Successfully cultivate a vegetable garden in the shade

Successfully cultivate a vegetable garden in the shade

Suitable vegetables and fruits for the shade garden

The vegetables and fruits that are suitable for the shade garden include, above all, those that thrive in the forest as a wild form: berry trees such as raspberries, currants, blueberries and wild strawberries are ideally suited for cultivation in the shady garden. The same applies to plants such as wild garlic. In addition, most leafy vegetables such as cut, pick or lamb's lettuce, ice cream and lamb's lettuce also tolerate a darker location.

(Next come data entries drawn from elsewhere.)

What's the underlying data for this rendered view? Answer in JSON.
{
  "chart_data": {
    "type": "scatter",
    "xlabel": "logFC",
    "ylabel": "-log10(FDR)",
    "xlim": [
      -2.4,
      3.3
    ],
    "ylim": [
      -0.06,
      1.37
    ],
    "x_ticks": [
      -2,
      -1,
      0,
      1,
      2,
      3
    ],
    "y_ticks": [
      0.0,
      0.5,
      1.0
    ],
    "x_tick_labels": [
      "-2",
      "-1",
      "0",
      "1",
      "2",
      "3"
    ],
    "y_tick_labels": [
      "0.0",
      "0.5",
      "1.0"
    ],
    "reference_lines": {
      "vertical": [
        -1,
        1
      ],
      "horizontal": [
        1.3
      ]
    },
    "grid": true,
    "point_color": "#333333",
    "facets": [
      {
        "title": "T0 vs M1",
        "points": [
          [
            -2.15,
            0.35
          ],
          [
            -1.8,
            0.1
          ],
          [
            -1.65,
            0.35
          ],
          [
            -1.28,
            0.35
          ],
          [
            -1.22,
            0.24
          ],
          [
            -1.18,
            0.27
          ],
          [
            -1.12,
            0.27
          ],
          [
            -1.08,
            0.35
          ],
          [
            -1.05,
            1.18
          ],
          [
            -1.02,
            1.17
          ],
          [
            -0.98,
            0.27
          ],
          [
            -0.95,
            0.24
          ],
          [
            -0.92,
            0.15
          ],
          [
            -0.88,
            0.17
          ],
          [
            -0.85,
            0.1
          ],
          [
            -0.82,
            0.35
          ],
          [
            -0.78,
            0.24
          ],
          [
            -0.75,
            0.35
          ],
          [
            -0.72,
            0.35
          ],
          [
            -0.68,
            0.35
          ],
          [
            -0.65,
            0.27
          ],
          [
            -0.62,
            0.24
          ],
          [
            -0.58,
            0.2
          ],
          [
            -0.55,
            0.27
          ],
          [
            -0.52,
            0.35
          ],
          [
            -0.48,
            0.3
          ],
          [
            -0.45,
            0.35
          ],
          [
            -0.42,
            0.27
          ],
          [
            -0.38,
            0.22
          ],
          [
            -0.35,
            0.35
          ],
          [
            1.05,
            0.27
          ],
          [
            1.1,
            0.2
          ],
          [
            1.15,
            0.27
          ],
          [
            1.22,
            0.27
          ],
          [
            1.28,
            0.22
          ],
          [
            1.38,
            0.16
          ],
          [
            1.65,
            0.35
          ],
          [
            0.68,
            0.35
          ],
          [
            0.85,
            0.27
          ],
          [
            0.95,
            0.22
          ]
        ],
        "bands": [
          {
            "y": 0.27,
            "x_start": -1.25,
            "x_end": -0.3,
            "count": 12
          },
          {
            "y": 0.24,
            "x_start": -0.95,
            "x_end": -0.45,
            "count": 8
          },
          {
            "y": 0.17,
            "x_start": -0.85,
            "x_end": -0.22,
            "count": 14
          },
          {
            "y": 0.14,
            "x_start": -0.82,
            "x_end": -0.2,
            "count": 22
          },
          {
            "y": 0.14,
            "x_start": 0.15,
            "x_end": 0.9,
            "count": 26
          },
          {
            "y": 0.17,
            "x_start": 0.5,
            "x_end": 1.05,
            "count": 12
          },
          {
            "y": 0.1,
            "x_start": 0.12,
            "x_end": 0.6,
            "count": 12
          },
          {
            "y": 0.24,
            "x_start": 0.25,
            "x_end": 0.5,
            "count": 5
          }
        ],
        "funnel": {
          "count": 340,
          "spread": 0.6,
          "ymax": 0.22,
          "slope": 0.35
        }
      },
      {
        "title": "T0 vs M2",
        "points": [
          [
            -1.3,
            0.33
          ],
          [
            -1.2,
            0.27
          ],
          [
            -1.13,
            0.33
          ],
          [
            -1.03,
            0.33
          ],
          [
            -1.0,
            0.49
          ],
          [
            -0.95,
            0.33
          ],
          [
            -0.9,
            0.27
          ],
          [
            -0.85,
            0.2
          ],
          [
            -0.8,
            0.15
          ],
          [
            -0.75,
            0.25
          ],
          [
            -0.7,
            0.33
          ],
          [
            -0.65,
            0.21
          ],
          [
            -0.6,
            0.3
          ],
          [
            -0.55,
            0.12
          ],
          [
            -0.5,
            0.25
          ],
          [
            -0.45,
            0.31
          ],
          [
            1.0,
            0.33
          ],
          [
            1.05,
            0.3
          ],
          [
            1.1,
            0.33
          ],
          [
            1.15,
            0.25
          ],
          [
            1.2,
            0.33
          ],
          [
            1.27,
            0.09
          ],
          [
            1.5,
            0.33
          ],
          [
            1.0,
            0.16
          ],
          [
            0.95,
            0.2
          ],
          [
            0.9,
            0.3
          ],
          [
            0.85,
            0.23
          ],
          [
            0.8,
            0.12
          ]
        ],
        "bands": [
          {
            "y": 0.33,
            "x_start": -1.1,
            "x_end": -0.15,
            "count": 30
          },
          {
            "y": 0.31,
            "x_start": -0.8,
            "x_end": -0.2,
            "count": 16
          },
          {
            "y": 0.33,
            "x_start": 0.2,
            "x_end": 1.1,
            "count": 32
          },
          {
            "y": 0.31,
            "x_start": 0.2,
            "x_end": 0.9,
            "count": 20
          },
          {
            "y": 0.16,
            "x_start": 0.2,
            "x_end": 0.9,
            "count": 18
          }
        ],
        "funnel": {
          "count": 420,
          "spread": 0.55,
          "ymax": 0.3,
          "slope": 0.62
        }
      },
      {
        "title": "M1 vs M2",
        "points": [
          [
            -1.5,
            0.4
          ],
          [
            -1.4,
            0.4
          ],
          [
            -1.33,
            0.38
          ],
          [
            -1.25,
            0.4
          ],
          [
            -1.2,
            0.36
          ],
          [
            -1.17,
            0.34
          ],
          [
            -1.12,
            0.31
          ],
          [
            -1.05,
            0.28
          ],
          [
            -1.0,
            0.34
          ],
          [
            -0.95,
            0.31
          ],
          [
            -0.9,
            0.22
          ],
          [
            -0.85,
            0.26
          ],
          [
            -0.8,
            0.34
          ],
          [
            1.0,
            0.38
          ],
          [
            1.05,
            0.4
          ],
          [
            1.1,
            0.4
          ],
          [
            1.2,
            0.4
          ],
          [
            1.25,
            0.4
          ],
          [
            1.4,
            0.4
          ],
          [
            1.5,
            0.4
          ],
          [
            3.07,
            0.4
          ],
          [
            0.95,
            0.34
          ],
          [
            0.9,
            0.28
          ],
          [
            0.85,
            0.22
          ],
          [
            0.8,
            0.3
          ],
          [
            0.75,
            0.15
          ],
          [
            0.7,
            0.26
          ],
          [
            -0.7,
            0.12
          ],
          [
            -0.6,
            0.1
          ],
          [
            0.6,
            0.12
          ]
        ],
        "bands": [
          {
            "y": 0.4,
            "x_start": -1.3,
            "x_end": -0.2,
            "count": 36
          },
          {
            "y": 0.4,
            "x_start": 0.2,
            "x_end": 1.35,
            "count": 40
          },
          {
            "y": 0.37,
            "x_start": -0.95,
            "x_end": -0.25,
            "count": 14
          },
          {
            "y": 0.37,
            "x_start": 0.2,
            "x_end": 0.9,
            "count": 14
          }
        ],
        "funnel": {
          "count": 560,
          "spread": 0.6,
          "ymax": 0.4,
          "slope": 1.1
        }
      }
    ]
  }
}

Furthermore, different types of cabbage such as broccoli, cauliflower, white and red cabbage as well as legumes (peas, beans) and root vegetables (radishes, carrots, parsnips, beetroot) require rather little light.

also read

  • How to design a vegetable garden for children
  • How to Design a Vegetable Garden - Classic and New Ideas for Garden Design
  • Why should you dig up a vegetable garden - and when better not

The right care for the shady vegetable garden

However, the plants mentioned cannot do without the sun, which is why you should absolutely observe the following tips when planting and caring for your shade garden:

  • Vegetables should not be planted under spreading (fruit) trees or other trees.
  • Here the plants are in direct competition with one another, so that none of them really want to thrive.
  • In addition, (fruit) trees in particular draw a lot of water and nutrients - vegetables are dependent on both.
  • Make sure that the available light is optimally used in the shade garden,
  • by placing reflectors behind the plants, for example, to catch the last ray of sunshine.
  • If the bed is in front of a wall, paint it white - this will also reflect.
  • Heat helps the plants to grow, so you ensure the best conditions with foil tunnels, glass boxes, etc.
  • Shady locations are also often rather damp, which can lead to waterlogging.
  • Before planting, ensure optimal drainage and, if necessary, carry out a soil improvement.
  • Good garden soil is loose, permeable and rich in humus.
  • Before planting, work in plenty of compost and check the pH of the soil.


Before planting, first have a soil analysis carried out, which should be repeated every four years. Then you will find out how your garden soil is actually composed - and how you can optimally fertilize your garden.